Opernaufführungen als Übertragungen per Rundfunk und Fernsehen


  • Sollte eigentlich in keinem Plattenschrank fehlen:



    Aufnahme: Mai, Juni 1982, + Mai 1983, Studio, London


    Günstige Gelenheit zur Aufnahme!


    LG


    8)

    Harald


    Freundschaft schließt man nicht, einen Freund erkennt man.
    (Vinícius de Moraes)


  • Natürlich steht diese Aufnahme in meinem Plattenschrank :jubel: :jubel: , aber vielleicht nicht in jedem.


    :hello:


    Jolanthe

  • Am 13. Juni sendet Bayern alpha nochmals den Idomeneo (2008 ) um 20.15 Uhr mit


    John Mark Ainsley
    Pavol Breslik
    Juliane Banse
    Annette Dasch
    Rainer Trost


    Es singen und spielen Chor und Orchester des Bayerischen Rundfunks unter der Leitung von Kent Nagano


    :hello:


    Jolanthe

  • Am 19.6. sendet WDR 3 um 20.05 Uhr La Boheme


    Oper in von Giacomo Puccini
    Rodolfo, Dichter: Roberto Alagna
    Schaunard, Musiker: Simon Keenlyside
    Marcello, Maler: Thomas Hampson Colline, Philosoph:
    Samuel Ramey
    Mimi: Leontina Vaduva
    Musette: Ruth Ann Swenson
    Benoit, Hausbesitzer/Alcindoro: Enrico Fissore
    Parpignol: Philip Sheffield
    Sergeant: Jeffrey Carl
    Zollwächter: Paul Parfitt
    London Voices; Boys from the London Oratory School;
    Philharmonia Orchestra, Leitung: Antonio Pappano


    :hello:


    Jolanthe

  • Friedrich Smetana: "Die verkaufte Braut"


    Samstag
    02. Juli 2011
    19:00 Uhr


    Mit Anton Scharinger (Kruschina), Elisabeth Kulman (Ludmila), Dorothea Röschmann (Marie), Yasushi Hirano (Micha), Elisabeth von Magnus (Háta), Markus Schäfer (Wenzel), Kurt Streit (Hans), Ruben Drole (Kezal), Heinz Zednik (Zirkusdirektor) und Bibiana Nwobilo (Esmeralda).

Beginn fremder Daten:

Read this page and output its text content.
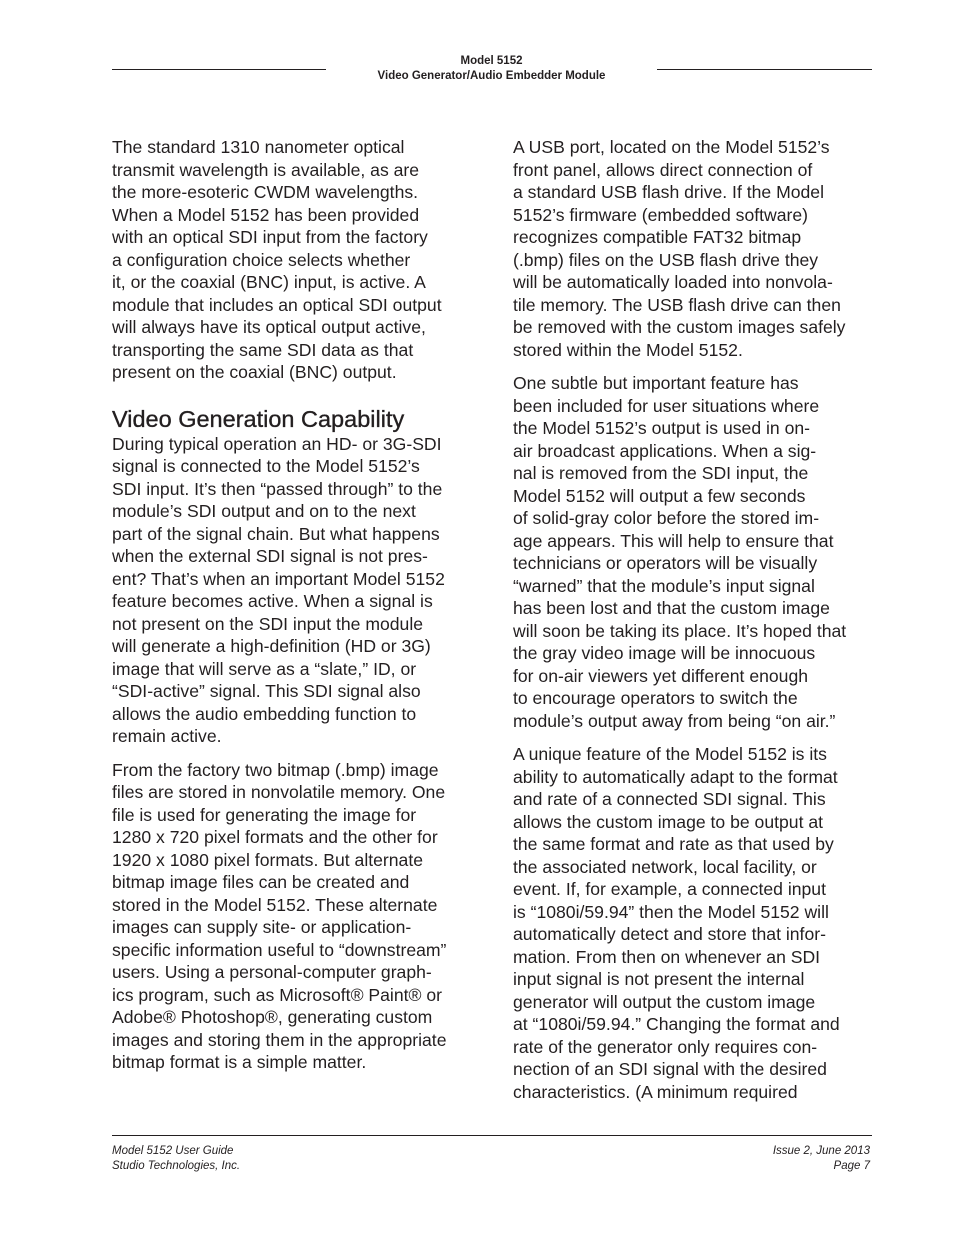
Model 5152
Video Generator/Audio Embedder Module

The standard 1310 nanometer optical
transmit wavelength is available, as are
the more-esoteric CWDM wavelengths.
When a Model 5152 has been provided
with an optical SDI input from the factory
a configuration choice selects whether
it, or the coaxial (BNC) input, is active. A
module that includes an optical SDI output
will always have its optical output active,
transporting the same SDI data as that
present on the coaxial (BNC) output.

Video Generation Capability

During typical operation an HD- or 3G-SDI
signal is connected to the Model 5152’s
SDI input. It’s then “passed through” to the
module’s SDI output and on to the next
part of the signal chain. But what happens
when the external SDI signal is not pres-
ent? That’s when an important Model 5152
feature becomes active. When a signal is
not present on the SDI input the module
will generate a high-definition (HD or 3G)
image that will serve as a “slate,” ID, or
“SDI-active” signal. This SDI signal also
allows the audio embedding function to
remain active.

From the factory two bitmap (.bmp) image
files are stored in nonvolatile memory. One
file is used for generating the image for
1280 x 720 pixel formats and the other for
1920 x 1080 pixel formats. But alternate
bitmap image files can be created and
stored in the Model 5152. These alternate
images can supply site- or application-
specific information useful to “downstream”
users. Using a personal-computer graph-
ics program, such as Microsoft® Paint® or
Adobe® Photoshop®, generating custom
images and storing them in the appropriate
bitmap format is a simple matter.

A USB port, located on the Model 5152’s
front panel, allows direct connection of
a standard USB flash drive. If the Model
5152’s firmware (embedded software)
recognizes compatible FAT32 bitmap
(.bmp) files on the USB flash drive they
will be automatically loaded into nonvola-
tile memory. The USB flash drive can then
be removed with the custom images safely
stored within the Model 5152.

One subtle but important feature has
been included for user situations where
the Model 5152’s output is used in on-
air broadcast applications. When a sig-
nal is removed from the SDI input, the
Model 5152 will output a few seconds
of solid-gray color before the stored im-
age appears. This will help to ensure that
technicians or operators will be visually
“warned” that the module’s input signal
has been lost and that the custom image
will soon be taking its place. It’s hoped that
the gray video image will be innocuous
for on-air viewers yet different enough
to encourage operators to switch the
module’s output away from being “on air.”

A unique feature of the Model 5152 is its
ability to automatically adapt to the format
and rate of a connected SDI signal. This
allows the custom image to be output at
the same format and rate as that used by
the associated network, local facility, or
event. If, for example, a connected input
is “1080i/59.94” then the Model 5152 will
automatically detect and store that infor-
mation. From then on whenever an SDI
input signal is not present the internal
generator will output the custom image
at “1080i/59.94.” Changing the format and
rate of the generator only requires con-
nection of an SDI signal with the desired
characteristics. (A minimum required

Model 5152 User Guide
Studio Technologies, Inc.
Issue 2, June 2013
Page 7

Arnold Schoenberg Chor; Chamber Orchestra of Europe, Dirigent: Nikolaus Harnoncourt (Übertragung aus der Helmut-List-Halle in Graz im Rahmen der styriarte 2011)


    :hello:


    Jolanthe

  • Ich schaue in diesen Thread nur ganz selten rein, deshalb weiß ich nicht, ob Euch allen bekannt ist, dass CNBC jeden Sonntag um 17:00 eine Live-Übertragung (Aufzeichnungen) bringt. Diesen Sonntag ist "Don Giovanni" dran, letzten Sonntag brachten sie die Walküre aus Bayreuth 2010 (immer mit englischen Untertiteln).

    Hear Me Roar!

  • Aber ja, lieber Dreamhunter, darauf hatte kürzlich Rudolfo 39 im Thema "Kultur in Funk und Fernsehen hingeiwesen (eigentlich müßte man die beiden themen zusammenlegen, damit man nich an mehreren Stellen sucht). Dennoch vielen Dank für den Hinweis. Ich habe CNBC in meinem empfänger sofort unter meine Favoriten gespeichert und auch in meinem Internet-Brouwser habe ich folgende Web-Seite als Favorit gespeichert: http://www.teleboy.ch/Programm/station/CNBC/131. Dort erfährt man das Programm des Senders für jeweils eine Woche, so dass man sich rechtzeitig auf die Sendung einstellen kann.


    Liebe Grüße
    Gerhard :hello:

    Regietheater ist die Menge der Inszenierungen von Leuten, die nicht Regie führen können. (Zitat Prof. Christian Lehmann)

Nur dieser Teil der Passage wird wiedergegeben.